KR101717377B1

KR101717377B1 - Device and method for head pose estimation

Info

Publication number: KR101717377B1
Application number: KR1020150169265A
Authority: KR
Inventors: 김현덕; 손명규; 이상헌
Original assignee: 재단법인대구경북과학기술원
Priority date: 2015-11-30
Filing date: 2015-11-30
Publication date: 2017-03-17

Abstract

The present invention relates to a face posture estimation apparatus and a face posture estimation method. The face posture estimating apparatus according to the present invention includes an extracting unit for extracting a feature point from an image and a code word (m is a natural number equal to or more than 3) And a processing unit for encoding the feature point with an encoding code related to face posture recognition in the image using a codeword.

Description

TECHNICAL FIELD [0001] The present invention relates to a face posture estimation apparatus and a face posture estimation method,

The present invention relates to a face posture estimation apparatus and a face posture estimation method.

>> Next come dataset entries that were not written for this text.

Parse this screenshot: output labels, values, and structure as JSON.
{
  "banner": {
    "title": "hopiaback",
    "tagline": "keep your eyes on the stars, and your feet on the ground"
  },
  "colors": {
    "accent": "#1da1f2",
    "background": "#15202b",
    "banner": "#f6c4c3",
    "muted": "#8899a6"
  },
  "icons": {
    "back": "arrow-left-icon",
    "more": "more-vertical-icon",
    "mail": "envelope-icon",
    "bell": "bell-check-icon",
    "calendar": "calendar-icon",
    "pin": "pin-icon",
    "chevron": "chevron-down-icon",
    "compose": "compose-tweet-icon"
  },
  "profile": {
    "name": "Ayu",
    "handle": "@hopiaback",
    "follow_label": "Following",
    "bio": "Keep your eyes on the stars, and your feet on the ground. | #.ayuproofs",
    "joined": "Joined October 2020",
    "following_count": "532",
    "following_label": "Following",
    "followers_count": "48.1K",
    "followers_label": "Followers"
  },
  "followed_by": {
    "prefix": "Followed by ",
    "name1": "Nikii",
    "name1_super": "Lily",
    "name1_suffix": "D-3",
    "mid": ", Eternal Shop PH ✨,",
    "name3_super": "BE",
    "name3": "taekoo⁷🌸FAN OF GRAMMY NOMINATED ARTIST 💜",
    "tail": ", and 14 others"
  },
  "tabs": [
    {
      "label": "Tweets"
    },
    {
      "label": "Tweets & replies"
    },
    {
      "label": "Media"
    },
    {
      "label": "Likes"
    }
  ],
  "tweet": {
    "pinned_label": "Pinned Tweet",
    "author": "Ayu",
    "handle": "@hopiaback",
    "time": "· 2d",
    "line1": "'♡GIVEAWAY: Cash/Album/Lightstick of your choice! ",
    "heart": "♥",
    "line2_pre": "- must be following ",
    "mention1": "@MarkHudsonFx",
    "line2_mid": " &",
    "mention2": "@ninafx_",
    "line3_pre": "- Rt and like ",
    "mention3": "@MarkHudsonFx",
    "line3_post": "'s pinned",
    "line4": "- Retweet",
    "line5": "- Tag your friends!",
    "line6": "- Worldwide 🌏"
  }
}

In the prior art, a technique of detecting a shape of a person through a feature point has been used. At this time, a vector quantization (VQ) method and a sparse coding (SC) method have been used as methods of encoding feature points. However, the encoding method in the prior art may have the following disadvantages.

Fig. 1 is a diagram for explaining a method of coding feature points in the prior art.

The vector quantization method shown in FIG. 1 (a) is the simplest encoding method in the related art. The vector quantization method is a method of encoding the feature descriptor corresponding to the most locally closest code using a least squares method. The code through the vector quantization method has a disadvantage that the feature value and the code word of the codebook correspond to each other one-to-one, thereby causing a high possibility of causing a quantization error.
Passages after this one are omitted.